When the Wall fell the Stasi also fell apart like a house of cards. Suddenly everything was for sale, and because it was a matter of getting there first if there was going to be any money worth talking about, it was the seller who made contact with the buyer. At the end of November 1989 an officer of the Stasi, who was not particularly high ranking but was stationed in the right place, brought a copy of the computer tapes with the names of all the GDR’s spies and contacts abroad to a Russian colleague at the KGB office in Berlin-Karlshorst. From there the computer tapes were sent by air to the KGB in Moscow so that the sellers from the Stasi and the KGB could finally meet the purchasers from the CIA and calmly and quietly do business in person. On Tuesday the fifth of December 1989 everything was ready. The computer tapes were exchanged for dollars, hands were shaken over the deal, toasts were made with Russian vodka and Russian champagne.

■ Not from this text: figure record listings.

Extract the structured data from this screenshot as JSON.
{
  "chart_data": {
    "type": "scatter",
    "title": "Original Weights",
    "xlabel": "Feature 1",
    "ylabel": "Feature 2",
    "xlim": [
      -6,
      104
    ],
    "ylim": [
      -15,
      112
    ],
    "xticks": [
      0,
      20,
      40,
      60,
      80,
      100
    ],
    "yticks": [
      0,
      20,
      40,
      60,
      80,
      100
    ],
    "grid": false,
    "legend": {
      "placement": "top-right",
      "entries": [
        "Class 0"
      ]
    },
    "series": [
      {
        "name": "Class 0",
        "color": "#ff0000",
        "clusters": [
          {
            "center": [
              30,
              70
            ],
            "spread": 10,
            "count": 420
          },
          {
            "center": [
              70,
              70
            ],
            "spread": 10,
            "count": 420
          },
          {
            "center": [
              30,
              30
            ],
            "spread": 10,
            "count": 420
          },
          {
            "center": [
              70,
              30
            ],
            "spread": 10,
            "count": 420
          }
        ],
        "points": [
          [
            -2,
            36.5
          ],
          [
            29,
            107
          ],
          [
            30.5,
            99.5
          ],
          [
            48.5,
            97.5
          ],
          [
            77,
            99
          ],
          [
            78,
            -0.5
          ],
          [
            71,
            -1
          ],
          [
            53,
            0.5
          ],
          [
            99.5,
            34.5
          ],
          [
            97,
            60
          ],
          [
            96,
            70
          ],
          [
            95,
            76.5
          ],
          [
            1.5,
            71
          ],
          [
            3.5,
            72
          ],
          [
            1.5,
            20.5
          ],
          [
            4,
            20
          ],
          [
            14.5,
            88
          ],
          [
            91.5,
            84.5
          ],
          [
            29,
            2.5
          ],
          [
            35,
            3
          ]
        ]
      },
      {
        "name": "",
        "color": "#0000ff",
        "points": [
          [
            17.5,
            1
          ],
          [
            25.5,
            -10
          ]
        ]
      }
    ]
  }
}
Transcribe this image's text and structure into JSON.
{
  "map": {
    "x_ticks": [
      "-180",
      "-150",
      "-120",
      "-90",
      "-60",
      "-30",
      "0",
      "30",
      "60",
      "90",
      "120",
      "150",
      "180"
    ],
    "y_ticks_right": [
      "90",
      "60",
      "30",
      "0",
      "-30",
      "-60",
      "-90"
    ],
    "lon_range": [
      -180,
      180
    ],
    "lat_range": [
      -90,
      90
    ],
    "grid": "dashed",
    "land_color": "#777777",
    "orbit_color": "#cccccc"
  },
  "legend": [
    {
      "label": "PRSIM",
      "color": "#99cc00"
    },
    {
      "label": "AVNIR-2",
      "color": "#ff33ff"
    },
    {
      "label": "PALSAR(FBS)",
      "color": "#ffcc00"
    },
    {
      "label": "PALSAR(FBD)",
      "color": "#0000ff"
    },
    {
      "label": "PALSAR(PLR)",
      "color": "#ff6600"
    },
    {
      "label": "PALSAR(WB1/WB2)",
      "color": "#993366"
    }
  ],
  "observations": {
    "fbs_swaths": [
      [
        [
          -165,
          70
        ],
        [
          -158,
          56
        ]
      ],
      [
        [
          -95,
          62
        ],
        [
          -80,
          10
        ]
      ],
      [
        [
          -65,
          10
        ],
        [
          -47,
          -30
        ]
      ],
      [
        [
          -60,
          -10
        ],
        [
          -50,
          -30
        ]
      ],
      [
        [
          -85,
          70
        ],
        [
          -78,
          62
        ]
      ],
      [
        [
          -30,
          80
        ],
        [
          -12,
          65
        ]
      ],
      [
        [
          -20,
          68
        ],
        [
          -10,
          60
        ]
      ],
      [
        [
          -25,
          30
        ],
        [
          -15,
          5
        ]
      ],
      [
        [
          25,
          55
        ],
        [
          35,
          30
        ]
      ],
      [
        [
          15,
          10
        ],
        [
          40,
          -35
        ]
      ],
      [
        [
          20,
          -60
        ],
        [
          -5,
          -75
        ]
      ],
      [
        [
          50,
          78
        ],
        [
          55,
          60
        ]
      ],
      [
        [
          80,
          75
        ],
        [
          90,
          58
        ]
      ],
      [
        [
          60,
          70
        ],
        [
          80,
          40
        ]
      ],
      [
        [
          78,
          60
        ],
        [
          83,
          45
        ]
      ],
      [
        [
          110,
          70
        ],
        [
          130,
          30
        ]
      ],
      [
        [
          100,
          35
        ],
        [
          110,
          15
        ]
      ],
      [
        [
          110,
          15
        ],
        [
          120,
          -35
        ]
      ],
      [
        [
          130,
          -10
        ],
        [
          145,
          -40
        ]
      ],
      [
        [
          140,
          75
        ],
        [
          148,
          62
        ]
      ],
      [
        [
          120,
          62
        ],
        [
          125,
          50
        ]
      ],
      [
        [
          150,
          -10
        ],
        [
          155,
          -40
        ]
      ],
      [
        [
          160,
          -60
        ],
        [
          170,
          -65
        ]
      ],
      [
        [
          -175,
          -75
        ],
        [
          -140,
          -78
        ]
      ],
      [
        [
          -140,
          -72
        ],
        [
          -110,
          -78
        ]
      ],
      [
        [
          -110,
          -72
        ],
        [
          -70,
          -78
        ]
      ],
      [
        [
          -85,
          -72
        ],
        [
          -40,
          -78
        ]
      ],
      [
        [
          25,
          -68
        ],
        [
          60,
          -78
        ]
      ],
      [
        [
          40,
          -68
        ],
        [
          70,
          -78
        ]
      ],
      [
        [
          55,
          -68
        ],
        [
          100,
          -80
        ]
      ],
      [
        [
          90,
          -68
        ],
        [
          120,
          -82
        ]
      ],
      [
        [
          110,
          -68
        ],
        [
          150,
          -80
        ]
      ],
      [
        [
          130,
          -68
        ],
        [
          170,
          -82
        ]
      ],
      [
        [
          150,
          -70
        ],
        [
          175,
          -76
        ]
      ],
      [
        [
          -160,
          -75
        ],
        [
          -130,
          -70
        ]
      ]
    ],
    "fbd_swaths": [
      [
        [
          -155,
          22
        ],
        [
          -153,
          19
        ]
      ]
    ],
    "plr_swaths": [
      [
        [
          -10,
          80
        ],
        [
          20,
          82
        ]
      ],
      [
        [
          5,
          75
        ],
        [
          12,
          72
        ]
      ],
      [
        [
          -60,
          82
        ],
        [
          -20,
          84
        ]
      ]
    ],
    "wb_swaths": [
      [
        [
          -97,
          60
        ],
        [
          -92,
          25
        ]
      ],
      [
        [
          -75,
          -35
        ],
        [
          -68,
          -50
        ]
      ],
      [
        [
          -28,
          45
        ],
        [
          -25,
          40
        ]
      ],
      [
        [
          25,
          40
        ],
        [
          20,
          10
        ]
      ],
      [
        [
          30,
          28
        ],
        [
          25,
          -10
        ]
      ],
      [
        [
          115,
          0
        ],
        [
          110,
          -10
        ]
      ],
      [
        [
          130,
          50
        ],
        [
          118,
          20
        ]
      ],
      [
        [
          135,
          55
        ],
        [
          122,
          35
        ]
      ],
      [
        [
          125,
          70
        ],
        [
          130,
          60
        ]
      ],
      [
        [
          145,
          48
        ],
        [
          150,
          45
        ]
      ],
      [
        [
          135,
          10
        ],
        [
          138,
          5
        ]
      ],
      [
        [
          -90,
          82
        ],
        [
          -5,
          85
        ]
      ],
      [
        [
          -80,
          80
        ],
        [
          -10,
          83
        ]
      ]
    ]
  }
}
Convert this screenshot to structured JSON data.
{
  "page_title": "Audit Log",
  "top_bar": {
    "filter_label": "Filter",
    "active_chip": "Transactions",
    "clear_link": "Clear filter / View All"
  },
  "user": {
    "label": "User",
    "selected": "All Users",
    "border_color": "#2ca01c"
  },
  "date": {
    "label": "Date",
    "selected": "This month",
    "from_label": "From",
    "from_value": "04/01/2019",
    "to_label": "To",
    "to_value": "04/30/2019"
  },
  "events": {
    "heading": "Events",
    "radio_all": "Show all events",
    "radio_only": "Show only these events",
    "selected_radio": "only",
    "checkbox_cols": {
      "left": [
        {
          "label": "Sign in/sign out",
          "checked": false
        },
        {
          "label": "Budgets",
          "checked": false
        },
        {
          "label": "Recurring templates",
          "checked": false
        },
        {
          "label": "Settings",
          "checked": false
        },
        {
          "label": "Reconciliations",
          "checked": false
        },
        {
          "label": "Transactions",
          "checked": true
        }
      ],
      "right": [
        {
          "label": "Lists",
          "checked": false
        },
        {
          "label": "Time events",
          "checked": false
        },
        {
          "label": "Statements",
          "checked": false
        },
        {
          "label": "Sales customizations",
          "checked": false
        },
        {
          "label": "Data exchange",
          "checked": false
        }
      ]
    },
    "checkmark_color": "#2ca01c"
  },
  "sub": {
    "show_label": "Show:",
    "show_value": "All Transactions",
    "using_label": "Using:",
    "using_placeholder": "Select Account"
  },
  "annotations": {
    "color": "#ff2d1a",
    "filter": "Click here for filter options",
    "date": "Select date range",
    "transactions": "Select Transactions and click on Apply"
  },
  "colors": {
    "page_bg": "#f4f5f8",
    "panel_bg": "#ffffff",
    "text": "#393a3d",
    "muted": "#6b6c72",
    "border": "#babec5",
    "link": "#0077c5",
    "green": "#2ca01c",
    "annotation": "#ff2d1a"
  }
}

The tapes had been acquired at a bargain-basement price, which did not surprise Liska, who had experienced the Second World War as a small child and the Hungarian Revolution as a teenager and had observed with his own eyes that sometimes a human life was not worth anything at all. Here in any case the sellers reaped a hundred dollars a head, he thought, shaking his own sympathetically.
The evening when Major Manfred Sens was about to choke on his coffee in his apartment in Prenzlauer Berg in Berlin, Liska had been invited to dinner in the fashionable Stockholm suburb of Djursholm more than six hundred miles to the north, but in contrast to Sens, Liska would not have time for any coffee that evening. Something he could live with, by the way, because his waiting would soon be over.
His host was an old acquaintance from the early seventies who was now working as an adviser in the Swedish government offices, where he was officially occupied with research and future issues, but in reality functioned as the prime minister’s extended arm whenever a matter concerned Swedish national security.
Their acquaintance had been far from unproblematic. During the early years it had even been so complicated that the slightest official scrutiny would have meant serious problems, not only for those most closely involved but also for their superiors and the national interests they represented. Now, however, the situation was different, and the fact that the Russian bear was on the ropes had also in a very tangible and positive manner eased the association between Liska and the Swedish government’s top security adviser. “To put it simply, the Swedes don’t need to be so damned moody anymore,” as Liska himself summarized the geopolitical background when he was discussing it with one of his bosses at home at Langley.